The original Jewish-owned building at 8 Amruseva St. was built in 1927 by the Jewish burial society, a social welfare institution serving the Zagreb Jewish Community. The Nazi-allied Independent State of Croatia confiscated the property in 1941. After a brief return to the Jewish community in 1947, the building was nationalized by the government a month later. The property is currently owned by the Croatian Agricultural Cooperative Union. The Zagreb Jewish Community filed a claim for the return of the property in 1997.

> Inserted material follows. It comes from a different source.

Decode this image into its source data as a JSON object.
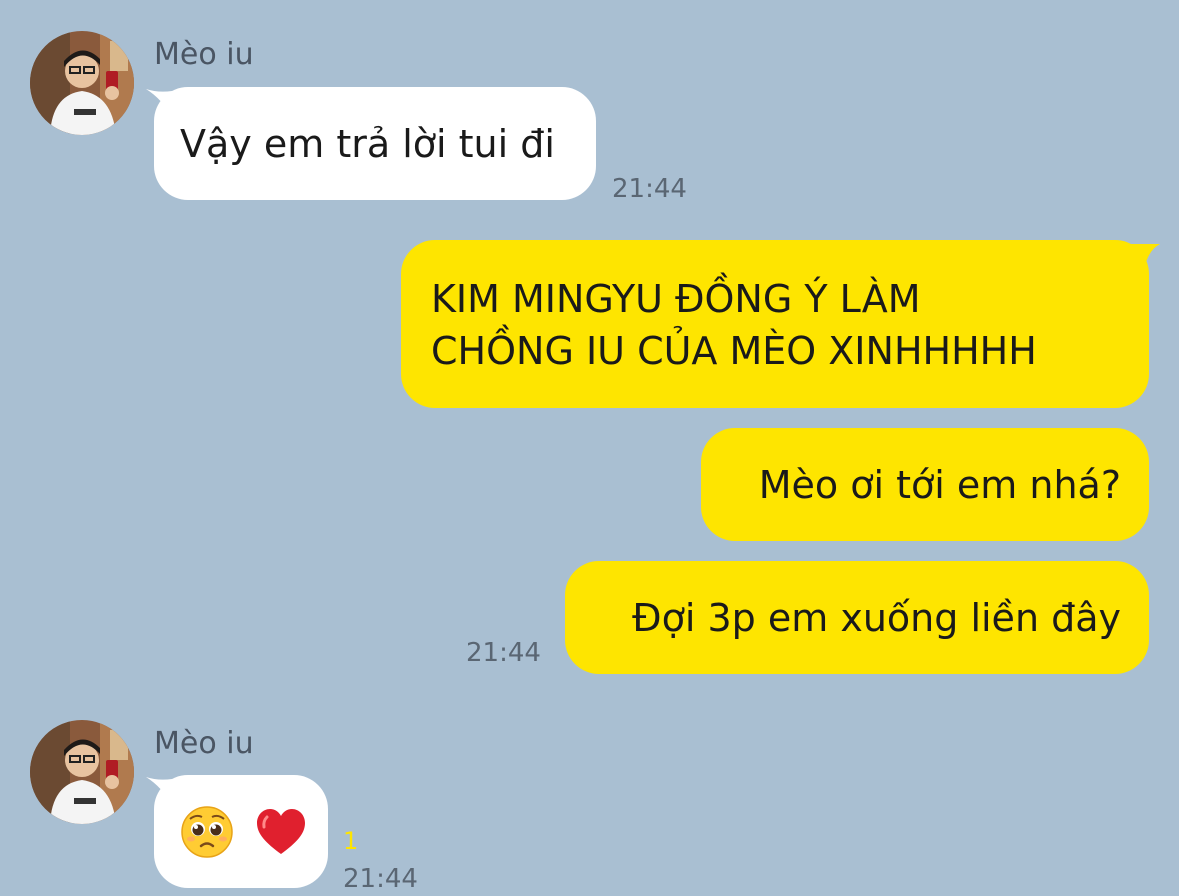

Croatia’s decision comes ahead of Dec. 8-9 negotiations with WJRO representatives and after joint negotiations in April with WJRO representatives and a U.S. delegation led by Amb. Douglas Davidson, who then served as the special envoy for Holocaust issues, and Kenneth Merten, ambassador to Croatia. The talks occur in close coordination with the Zagreb Jewish Community.
Originally, the restituted property was owned by the Kleins, a Jewish family killed in Auschwitz-Birkenau. The Croatian government in 1950 nationalized the property, which was later given to Croatian Radio Television. The government later took possession of the property because of tax debts.
Before World War II, more than 25,000 Jews lived in what is now Croatia; about 6,000 of them survived. The wartime Independent State of Croatia was ruled by the fascist Ustaše regime, which murdered Jews and others in concentration camps in Croatia, including Jasenovac, while overseeing deportations to Auschwitz-Birkenau. Today, some 2,000 Jews live in Croatia, mostly in Zagreb.
Croatia’s Jewish communities had submitted claims for 135 communal properties under Croatia’s 1996 restitution law, yet only 15 non-cemetery properties were ever returned. Jewish private property owners from Croatia generally have not recovered their properties because the country’s restitution law does not apply to property seized during the Holocaust or allow claims by citizens of most foreign countries. Croatia also has not provided restitution for heirless Jewish-owned property confiscated during the Holocaust.
Arie Bucheister, who also led the WJRO talks and serves as chief of staff of the Conference on Jewish Material Claims Against Germany, said, “We thank the American government for its sustained leadership on restitution in Croatia. We also commend the government of Israel for its ongoing support of WJRO’s restitution efforts.”
Both B’nai B’rith International and the Conference on Jewish Material Claims Against Germany are WJRO member-organizations.